Ya no se reconocía detrás del rouge ni del rímel en abundancia; no se hallaba en esa máscara de payasa seria, entristecida, en esa tez que denotaba insomnios y pesadumbres, ansiedades y privaciones, atravesada por la rajadura del espejo a causa de un fuerte golpe de su propio puño. Se miraba con asombro, con curiosidad, presa de un súbito escalofrío, y no podía creer que ella fuera ella, que aquel semblante aletargado formara parte de su reciente fisonomía. "¡Cómo podemos ser muchas en una sola!", meditó, "ir quitándonos la piel día a día, conforme pasan nuestras íntimas tempestades, hasta convertirnos en unas perfectas extrañas". Lanzó un último vistazo a la figura pintada al desgaire y comenzó a desmaquillarse con ambas manos, a la carrera. Luego se levantó de la silla y fue a embadurnar las paredes. Sus dedos estampaban líneas, trazos, huellas digitales; sus palmas, manchas diversas que se unían a las otras manchas impregnadas con anterioridad. Signos y curvas, bocetos inacabados, tréboles y formas por doquier intentaban un acercamiento al arte, tal vez a un incipiente cubismo, quizás al nido de los fauves, o a lo mejor a ribetes más sencillos, esbozos de animales, siluetas al azar, remedos de Altamira.

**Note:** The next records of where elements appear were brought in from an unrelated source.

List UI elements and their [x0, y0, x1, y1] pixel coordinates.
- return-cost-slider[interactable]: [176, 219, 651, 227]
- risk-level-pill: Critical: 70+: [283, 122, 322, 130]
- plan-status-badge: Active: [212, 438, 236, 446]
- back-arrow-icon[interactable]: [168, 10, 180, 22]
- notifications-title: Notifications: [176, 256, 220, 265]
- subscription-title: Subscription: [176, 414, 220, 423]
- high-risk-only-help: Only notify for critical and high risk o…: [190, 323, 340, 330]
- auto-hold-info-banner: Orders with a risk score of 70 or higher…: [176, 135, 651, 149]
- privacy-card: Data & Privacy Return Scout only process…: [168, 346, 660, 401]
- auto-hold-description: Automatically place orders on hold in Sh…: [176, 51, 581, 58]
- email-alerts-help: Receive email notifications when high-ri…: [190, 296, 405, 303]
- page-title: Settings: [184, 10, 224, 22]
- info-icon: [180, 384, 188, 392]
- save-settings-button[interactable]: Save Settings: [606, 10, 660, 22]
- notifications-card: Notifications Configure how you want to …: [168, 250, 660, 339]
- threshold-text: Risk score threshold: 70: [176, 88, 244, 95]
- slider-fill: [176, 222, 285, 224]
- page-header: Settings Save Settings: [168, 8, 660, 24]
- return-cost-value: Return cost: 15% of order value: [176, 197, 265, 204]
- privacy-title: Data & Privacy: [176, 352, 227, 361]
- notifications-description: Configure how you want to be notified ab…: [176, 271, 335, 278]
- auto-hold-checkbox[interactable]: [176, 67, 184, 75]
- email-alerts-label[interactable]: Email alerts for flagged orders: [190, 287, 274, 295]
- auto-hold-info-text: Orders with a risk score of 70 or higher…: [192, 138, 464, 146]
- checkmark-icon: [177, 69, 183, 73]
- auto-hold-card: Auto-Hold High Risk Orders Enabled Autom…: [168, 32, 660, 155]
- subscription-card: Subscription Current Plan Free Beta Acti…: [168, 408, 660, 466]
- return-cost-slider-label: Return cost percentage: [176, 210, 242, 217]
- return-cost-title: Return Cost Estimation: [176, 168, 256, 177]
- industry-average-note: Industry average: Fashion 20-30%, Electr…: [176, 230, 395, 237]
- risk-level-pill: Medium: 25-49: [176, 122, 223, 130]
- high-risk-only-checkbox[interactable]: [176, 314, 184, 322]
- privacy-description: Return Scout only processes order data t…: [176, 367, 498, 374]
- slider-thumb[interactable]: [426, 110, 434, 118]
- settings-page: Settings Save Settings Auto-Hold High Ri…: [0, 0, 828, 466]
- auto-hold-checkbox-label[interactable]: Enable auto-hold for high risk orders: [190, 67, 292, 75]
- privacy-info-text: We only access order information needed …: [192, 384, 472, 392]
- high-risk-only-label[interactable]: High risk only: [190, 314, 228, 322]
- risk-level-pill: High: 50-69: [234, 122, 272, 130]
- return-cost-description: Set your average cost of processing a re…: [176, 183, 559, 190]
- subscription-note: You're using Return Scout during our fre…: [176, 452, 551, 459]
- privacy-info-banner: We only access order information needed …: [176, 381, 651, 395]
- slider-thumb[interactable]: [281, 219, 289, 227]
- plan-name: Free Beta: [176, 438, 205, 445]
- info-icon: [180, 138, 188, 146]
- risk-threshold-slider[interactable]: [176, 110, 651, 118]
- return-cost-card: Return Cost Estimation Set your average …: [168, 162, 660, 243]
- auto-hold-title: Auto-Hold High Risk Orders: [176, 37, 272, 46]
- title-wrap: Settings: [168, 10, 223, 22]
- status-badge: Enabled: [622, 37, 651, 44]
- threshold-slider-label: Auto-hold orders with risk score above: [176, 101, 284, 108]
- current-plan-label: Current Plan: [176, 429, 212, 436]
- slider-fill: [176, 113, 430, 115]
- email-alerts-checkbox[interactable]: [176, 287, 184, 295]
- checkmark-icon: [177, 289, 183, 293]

Su cuarto lleno de garabatos era la arteria viva de emociones personales, el resumen de sus impulsos y desahogos, su rúbrica desplegada. Cuando se aburría y no tenía ganas de leer, no solo eran los cosméticos los materiales que usaba para macular la pared, sino también lápices, crayolas, plumones y lapiceros con los que llenaba, además, las páginas de su diario íntimo.